Thomas Kerrison Bellis (5 February 1841 - 24 April 1929) was a British merchant and importer of turtles. Known as "The Turtle King", he established a thriving business in London at the end of the 19th century, producing turtle products that promised health benefits and were a staple of Victorian fine dining and civic banquets.

==Career==
Bellis was born in Liverpool, and educated there at Liverpool College. He travelled to London to work in a West India house (West Indies merchants) as a young man. It was probably there that he learned about the turtle trade. He started his own business in the trade in 1874 and in 1882 won a silver medal for turtle products at the International Fisheries Exhibition. He created a niche for himself, so that by the end of the nineteenth century he had almost monopolised the trade in turtle products in Britain. His firm produced turtle soup and pate, turtle herbs, turtle oil soap, sun-dried turtle and various kinds of preserved turtle, and supplied Queen Victoria.

==Importing turtles==
The turtles, which were only of the chelonia mydas species, were caught in the Gulf of Mexico and transported by schooner to Kingston, Jamaica, from where they were shipped to Britain by Royal Mail steamer. In 1898 approximately one hundred turtles were imported every two weeks, and they were kept alive if possible using salt-water hose and tanks on ship.

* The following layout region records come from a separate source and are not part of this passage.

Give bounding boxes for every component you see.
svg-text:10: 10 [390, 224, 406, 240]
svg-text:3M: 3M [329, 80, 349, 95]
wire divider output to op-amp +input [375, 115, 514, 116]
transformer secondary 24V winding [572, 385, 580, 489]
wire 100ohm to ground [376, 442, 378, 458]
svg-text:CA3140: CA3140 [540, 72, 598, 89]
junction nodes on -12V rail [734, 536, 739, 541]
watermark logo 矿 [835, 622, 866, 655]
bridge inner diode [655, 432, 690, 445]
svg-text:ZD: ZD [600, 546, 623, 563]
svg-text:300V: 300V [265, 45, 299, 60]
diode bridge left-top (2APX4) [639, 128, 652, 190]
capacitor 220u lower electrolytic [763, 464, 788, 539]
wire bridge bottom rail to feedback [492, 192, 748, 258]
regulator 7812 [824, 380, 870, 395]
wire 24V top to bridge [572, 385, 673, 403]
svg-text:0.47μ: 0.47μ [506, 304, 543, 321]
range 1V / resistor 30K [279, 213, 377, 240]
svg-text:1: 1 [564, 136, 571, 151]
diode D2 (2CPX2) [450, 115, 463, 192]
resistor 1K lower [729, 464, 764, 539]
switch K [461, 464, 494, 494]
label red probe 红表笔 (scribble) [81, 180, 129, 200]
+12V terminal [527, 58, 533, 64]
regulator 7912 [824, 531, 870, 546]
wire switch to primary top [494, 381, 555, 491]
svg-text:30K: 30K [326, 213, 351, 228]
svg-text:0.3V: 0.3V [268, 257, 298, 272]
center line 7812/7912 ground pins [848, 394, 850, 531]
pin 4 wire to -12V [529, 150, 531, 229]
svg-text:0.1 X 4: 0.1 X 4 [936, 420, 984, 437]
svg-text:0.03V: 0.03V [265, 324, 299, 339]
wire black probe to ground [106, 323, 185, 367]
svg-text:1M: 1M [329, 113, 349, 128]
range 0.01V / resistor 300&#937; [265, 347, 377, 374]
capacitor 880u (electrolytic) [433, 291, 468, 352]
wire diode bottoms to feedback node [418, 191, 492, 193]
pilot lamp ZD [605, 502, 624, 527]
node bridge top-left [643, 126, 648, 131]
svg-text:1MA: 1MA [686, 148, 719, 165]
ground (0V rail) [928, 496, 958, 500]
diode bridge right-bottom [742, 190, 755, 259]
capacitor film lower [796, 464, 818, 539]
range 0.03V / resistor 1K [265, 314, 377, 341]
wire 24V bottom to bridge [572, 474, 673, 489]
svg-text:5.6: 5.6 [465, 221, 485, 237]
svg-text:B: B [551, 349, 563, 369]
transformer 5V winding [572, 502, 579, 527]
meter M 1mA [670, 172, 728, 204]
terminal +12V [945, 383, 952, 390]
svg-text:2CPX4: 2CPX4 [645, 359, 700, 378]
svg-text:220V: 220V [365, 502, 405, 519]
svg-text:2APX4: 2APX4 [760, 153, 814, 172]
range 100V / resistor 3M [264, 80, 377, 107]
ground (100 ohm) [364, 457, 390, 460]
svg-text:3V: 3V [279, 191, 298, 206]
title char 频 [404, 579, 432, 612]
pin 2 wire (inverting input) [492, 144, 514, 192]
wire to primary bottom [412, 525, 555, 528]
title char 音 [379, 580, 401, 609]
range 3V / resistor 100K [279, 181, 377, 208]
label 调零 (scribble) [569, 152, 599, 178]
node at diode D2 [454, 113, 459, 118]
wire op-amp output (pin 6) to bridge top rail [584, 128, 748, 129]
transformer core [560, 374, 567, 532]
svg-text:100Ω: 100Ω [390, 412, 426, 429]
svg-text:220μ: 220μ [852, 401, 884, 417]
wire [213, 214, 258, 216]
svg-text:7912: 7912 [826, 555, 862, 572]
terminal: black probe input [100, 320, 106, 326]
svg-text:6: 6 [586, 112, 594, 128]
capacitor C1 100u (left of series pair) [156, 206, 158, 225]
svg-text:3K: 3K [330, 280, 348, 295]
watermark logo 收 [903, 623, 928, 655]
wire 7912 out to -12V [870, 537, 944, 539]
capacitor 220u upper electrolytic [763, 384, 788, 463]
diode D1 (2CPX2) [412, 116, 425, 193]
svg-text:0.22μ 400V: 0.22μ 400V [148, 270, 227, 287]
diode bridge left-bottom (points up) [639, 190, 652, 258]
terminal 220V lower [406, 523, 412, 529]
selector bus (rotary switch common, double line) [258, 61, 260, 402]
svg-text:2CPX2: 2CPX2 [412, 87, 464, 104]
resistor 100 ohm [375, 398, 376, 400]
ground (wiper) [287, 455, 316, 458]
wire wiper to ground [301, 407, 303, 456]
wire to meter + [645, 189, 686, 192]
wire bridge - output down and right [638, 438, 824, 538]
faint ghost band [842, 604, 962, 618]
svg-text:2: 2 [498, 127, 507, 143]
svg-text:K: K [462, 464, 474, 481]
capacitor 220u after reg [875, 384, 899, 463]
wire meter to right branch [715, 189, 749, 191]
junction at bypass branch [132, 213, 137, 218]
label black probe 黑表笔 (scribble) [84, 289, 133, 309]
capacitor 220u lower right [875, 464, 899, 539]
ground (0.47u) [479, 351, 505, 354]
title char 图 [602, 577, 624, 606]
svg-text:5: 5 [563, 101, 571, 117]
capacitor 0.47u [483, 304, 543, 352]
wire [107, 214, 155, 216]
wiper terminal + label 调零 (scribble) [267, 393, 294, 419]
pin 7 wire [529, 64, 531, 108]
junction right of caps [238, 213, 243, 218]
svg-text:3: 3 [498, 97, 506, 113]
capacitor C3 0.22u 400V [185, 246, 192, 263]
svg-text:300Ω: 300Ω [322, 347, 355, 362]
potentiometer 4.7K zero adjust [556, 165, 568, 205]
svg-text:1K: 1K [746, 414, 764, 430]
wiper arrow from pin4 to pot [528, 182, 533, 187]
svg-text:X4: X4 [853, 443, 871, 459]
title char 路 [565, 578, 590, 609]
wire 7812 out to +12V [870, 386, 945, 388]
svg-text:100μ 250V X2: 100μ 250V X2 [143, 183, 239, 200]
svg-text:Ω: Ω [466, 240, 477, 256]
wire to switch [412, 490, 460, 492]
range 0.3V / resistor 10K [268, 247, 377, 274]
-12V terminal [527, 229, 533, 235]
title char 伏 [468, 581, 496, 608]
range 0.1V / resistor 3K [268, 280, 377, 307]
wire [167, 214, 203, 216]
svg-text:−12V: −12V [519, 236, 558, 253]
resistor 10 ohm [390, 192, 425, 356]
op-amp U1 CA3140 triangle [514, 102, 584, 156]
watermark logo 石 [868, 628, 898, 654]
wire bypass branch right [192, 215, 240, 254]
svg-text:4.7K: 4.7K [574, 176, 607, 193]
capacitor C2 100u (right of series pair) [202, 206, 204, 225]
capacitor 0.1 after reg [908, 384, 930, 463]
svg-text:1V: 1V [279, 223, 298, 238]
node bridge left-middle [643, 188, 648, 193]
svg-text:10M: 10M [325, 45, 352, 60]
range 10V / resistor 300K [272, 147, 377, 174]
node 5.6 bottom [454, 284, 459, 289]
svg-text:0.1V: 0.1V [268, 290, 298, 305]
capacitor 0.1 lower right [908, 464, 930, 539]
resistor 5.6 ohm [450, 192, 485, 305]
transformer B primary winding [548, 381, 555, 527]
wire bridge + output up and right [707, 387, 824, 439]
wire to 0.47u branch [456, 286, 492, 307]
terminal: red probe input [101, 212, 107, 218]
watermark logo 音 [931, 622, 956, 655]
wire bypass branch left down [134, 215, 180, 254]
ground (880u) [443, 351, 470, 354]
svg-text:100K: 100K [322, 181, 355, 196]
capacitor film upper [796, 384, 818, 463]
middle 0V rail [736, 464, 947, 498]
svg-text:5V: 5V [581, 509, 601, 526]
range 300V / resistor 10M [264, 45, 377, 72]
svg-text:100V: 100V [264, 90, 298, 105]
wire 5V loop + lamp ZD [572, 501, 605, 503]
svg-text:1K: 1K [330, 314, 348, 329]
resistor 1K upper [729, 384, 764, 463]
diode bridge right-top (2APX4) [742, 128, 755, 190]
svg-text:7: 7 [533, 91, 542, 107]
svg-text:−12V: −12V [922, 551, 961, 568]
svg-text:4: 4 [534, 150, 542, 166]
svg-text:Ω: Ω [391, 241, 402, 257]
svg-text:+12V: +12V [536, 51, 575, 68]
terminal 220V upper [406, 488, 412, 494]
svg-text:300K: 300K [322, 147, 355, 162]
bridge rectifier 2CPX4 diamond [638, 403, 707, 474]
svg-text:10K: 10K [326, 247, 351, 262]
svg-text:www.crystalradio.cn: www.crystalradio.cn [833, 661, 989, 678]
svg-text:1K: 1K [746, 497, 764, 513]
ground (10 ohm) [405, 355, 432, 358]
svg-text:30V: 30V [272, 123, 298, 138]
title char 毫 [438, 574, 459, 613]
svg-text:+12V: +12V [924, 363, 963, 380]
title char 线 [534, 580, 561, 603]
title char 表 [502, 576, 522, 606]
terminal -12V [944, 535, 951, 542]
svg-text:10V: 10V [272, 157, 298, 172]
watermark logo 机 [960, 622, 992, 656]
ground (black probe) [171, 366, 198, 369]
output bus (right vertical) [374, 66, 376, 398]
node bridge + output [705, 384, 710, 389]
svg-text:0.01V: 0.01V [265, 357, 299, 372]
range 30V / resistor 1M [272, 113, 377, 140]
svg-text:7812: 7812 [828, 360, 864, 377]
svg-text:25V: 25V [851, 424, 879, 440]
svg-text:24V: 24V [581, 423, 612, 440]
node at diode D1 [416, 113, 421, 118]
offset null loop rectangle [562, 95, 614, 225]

However, many died during the journey, 105 out of 120 on one occasion. The cold was a particular problem. Each weighed over 100 pounds and up to 140 but heavier ones were not required as the meat was less tender. Originally, Bellis kept the survivors alive in his cellars until required, but later took to slaughtering them on arrival and processing the meat straight away.

In 1905, it was reported that there was not a single live turtle available anywhere in London, not even for a guinea an ounce (a great deal of money then). A quarrel had broken out between fishermen from Kingston and the Nicaraguan authorities, off whose coast the fishermen were accustomed to work. Kingston vessels had been seized, the men imprisoned by the Nicaraguans, and their catch set loose. Bellis, the "chief importer of turtles in Britain" advised that other boats would not venture out, however, a British gunboat would soon be going along to protect them, so there was hope that turtle would be available for the Lord Mayor's Banquet the following month, and that mock turtle soup would not have to be served.

The firm of T.K. Bellis Turtle Company Limited was liquidated in 1912. The firm of T.K. Bellis Turtle Co. (1911) Limited was liquidated in 1922.

==Publications==
- Tables of the British Sugar Duties commencing May, 1873, etc. E. Marlborough & Company, 1873.